I've gone from a 2-BR apartment to a 4-BR single family home. I've wondered if the size and Eliza's absence at the beginning created a huge territory that Polly has staked claim to (they've been here before when I went on week long business trips or vacations). Will they work it out over a long time? Should I confine them to a small room where they can't avoid each other (I don't want to create a cage match, though). It's such a shame to see them fight. I don't enjoy the feeling that my troubles became their troubles, too. Advice would be appreciated.


----------



## Fran (Jan 9, 2008)

It sounds like they are simply stressed by the changes, and are expressing it by harassing each other. The injury and possibly the new smells Eliza brought in during her days outside are probably adding to it.  

It seems to me that allowing them to acclimate to a smaller space (probably separated, too) would be a good thing, just to reduce the stimulus level and give each kitty some peace and quiet. Are there neutral places (w/ litter box & food & water) where each could be camped out for a while - spare bathroom for one, different room for another? (I don't think giving one kitty the privilege of your new bedroom all to herself is too good an idea, though - since she would lord it over her friend once they are sharing the whole house again...)

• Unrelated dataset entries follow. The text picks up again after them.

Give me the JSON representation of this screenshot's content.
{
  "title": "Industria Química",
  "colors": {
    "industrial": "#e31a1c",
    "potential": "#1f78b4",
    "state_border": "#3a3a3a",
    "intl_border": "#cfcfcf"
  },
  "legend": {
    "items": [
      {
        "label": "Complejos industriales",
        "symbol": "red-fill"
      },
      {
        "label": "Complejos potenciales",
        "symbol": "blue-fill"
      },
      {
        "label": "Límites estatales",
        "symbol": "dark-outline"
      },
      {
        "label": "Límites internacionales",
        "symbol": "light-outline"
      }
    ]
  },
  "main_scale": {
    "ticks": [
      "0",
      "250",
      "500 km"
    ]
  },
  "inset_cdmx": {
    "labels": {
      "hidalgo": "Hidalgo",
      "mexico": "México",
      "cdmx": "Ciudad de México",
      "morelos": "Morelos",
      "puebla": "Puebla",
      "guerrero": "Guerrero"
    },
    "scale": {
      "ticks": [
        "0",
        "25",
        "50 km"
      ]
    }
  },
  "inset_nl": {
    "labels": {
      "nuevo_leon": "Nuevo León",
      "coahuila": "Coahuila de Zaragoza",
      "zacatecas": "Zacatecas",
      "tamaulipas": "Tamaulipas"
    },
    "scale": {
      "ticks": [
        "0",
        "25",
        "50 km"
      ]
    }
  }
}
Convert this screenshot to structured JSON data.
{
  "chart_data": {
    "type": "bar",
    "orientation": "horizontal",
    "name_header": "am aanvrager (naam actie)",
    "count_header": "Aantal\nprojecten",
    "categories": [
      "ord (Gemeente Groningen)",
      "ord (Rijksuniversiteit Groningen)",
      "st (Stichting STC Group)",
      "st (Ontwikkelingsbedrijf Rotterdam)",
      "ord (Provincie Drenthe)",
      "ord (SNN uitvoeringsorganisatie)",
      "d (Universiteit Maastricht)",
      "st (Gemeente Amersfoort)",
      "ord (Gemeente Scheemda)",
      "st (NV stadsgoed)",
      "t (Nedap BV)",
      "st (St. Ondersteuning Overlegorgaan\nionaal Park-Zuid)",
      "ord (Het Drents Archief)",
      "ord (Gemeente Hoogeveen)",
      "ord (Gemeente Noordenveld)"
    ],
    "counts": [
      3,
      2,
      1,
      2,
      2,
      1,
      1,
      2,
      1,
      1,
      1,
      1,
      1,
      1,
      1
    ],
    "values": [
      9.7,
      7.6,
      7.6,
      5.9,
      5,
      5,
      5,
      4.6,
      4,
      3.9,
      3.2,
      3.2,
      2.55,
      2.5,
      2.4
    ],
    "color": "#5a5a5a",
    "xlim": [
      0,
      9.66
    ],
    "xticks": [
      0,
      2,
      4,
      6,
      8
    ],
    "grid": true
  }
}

A Feliway (pheromone) infuser might also be really helpful, to sort of give them a "reboot" if you will. I am sure others will jump in with good advice, too. Lots of luck to all of you - these are tough times for everyone, you have a lot of company....  

atback Fran


----------



## Heidi n Q (Nov 22, 2006)

Welcome, and I'm sorry your kitties are fighting. The problem appears to be one of Eliza got out and was missing for three days came back and SMELLED DIFFERENT to Polly, and Polly didn't *recognize* Eliza...because Eliza didn't smell like Eliza was supposed to smell.

I am not sure how well this may work, but I would completely seperate these cats. NO contact at all. Give Eliza's injury time to heal. Then begin a slow re-introduction process. Use small towels to rub over each cat to intermingle their scents and give each cat a towel. Switch the cats in/out of their various 'isolation' areas so they each get familiar with all parts of the house and their scents get intermingled in the common areas, too. After that goes well, see if they show interest in each other when being seperated by a door. Give treats to eat near each other (opposite sides of the door, but can hear the other cat crunching/munching) and when/if they begin to show interest, open the door a crack and allow nose sniffing and maybe some footsie. As they tolerate this, the crack can be carefully held open to allow a wider gap for nose-sniffs and eye-to-eye visual contact. When hissing/growling subsides and/or becomes non-existent, then you can try treats at the door crack and see if they are interested in being friendly again.
Some have even used a drop of vanilla on the back of the neck of each cat. I haven't tried it, it is supposed to mask odors and/or make each cat smell similar.
I'm sure others will have much better advice. The above is what I have done and it works for me. Take your time and let it take as long as it will take...don't force/rush it. It will happen when it happens and not a moment before...but if you try to rush it you may wind up taking several big steps backwards and making the process even longer.
Best of luck,
heidi


----------